Open sureshhewabi opened 1 week ago
one issue here is that to fully validate the mzIdentML file you also need the peaklists, e.g. https://github.com/PRIDE-Archive/xi-mzidentml-converter/issues/81
what are peoples views on how to deal with that? Two alternatives would be:
what if we concentrate on (a) 'Validate files of a given folder(Input will be file path)', and this folder must also contain the peaklist files?
This is easiest to do because its most like how the converter already works.
Also, if it just stops after the first error, then that's easier.
Thoughts on this?
@sureshhewabi - https://github.com/PRIDE-Archive/xi-mzidentml-converter/pull/82 - you can take a look at what I've done there
that PR gives a command line validation option.
So, as a first attempt, i think covers 1. (a), (c), (d), (e) to very a limited extent, and (f) above. 1.(b) we could live without in short term. 1 (g), as i read it, isn't really validation but summary stats, these could be got by querying the sqlite DB.
For 2. above, info is printed to standard output, think it currently includes the logging info we usually see from the converter.
Its not extensively tested. It passes the file Diogo provided. It fails the schema invalid Kojak file.
what if we concentrate on (a) 'Validate files of a given folder(Input will be file path)', and this folder must also contain the peaklist files?
This is easiest to do because its most like how the converter already works.
Also, if it just stops after the first error, then that's easier.
Thoughts on this?
Yes I agree with that
I agree with that
good, that's the way it works in that PR
Its not currently rejecting files that don't have the sequences in Seq elements. (That additional requirement of ours.) It means they break later. (Also of no use to PDB-IHN without sequences?) I'll need to change so it rejects these.

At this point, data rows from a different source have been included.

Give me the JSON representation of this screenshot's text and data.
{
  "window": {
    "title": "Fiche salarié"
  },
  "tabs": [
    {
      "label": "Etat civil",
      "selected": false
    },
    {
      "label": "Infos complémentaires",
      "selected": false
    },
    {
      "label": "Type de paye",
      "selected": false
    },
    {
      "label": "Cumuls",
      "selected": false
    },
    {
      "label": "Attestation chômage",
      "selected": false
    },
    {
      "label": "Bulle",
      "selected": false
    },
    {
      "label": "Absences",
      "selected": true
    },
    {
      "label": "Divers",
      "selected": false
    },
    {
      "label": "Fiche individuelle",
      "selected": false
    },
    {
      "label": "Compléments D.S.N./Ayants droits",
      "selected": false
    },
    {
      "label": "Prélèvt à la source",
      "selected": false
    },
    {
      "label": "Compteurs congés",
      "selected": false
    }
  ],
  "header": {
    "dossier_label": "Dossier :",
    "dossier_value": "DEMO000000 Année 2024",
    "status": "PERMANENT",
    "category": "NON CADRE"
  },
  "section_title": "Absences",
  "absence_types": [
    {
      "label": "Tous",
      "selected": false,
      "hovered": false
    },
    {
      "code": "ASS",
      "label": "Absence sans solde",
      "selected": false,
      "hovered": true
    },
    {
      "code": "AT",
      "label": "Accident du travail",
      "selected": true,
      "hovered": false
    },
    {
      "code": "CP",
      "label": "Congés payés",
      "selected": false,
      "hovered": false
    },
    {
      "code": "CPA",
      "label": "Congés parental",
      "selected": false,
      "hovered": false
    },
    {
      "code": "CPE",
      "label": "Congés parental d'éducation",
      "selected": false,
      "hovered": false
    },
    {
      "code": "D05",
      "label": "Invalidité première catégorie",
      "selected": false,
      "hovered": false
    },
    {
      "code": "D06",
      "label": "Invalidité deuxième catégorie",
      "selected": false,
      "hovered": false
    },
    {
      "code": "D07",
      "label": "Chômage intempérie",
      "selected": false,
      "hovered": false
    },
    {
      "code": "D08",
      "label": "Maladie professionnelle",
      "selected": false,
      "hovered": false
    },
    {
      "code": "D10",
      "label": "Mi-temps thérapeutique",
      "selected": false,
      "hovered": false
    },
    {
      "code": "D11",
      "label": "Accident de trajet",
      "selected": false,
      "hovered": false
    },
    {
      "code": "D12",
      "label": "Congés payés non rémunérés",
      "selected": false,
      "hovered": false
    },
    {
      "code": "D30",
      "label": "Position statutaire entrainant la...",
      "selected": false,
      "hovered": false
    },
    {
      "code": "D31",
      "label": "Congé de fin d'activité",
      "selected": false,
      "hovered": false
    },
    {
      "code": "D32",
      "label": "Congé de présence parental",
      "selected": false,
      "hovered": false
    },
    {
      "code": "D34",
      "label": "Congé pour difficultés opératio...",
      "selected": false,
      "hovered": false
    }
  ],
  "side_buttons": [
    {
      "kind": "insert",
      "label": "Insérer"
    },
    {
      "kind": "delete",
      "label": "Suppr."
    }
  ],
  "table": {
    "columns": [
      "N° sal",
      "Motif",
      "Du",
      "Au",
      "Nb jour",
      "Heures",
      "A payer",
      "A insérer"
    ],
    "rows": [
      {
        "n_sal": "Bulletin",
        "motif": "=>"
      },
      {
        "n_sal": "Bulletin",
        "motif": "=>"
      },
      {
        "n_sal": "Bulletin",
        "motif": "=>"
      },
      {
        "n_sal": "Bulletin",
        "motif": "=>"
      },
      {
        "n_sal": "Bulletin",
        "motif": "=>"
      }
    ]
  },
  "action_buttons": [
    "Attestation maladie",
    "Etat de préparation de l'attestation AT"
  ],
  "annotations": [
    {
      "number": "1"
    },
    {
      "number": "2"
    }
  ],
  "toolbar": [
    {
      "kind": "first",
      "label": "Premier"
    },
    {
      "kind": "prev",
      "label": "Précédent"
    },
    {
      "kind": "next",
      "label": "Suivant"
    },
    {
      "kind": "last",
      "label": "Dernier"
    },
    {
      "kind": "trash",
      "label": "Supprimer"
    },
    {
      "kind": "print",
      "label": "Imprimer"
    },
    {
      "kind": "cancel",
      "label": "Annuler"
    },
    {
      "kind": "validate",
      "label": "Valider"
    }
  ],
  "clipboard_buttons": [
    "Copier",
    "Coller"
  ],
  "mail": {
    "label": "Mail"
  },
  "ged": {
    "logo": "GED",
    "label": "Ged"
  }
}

Also, I think I've found another requirement specific to our system - that all Modifications have masses given.
Also, I think I've found another requirement specific to our system - that all Modifications have masses given.
hmm, i think we shouldn't add that as a requirement, rather the spectrum viewer is broken in some cases at the moment. (There are other ways the modification masses could be recovered, like the UNIMOD accessions i think.)
[ ] 1. Validation of Crosslinking MzIdentML (mzID) files.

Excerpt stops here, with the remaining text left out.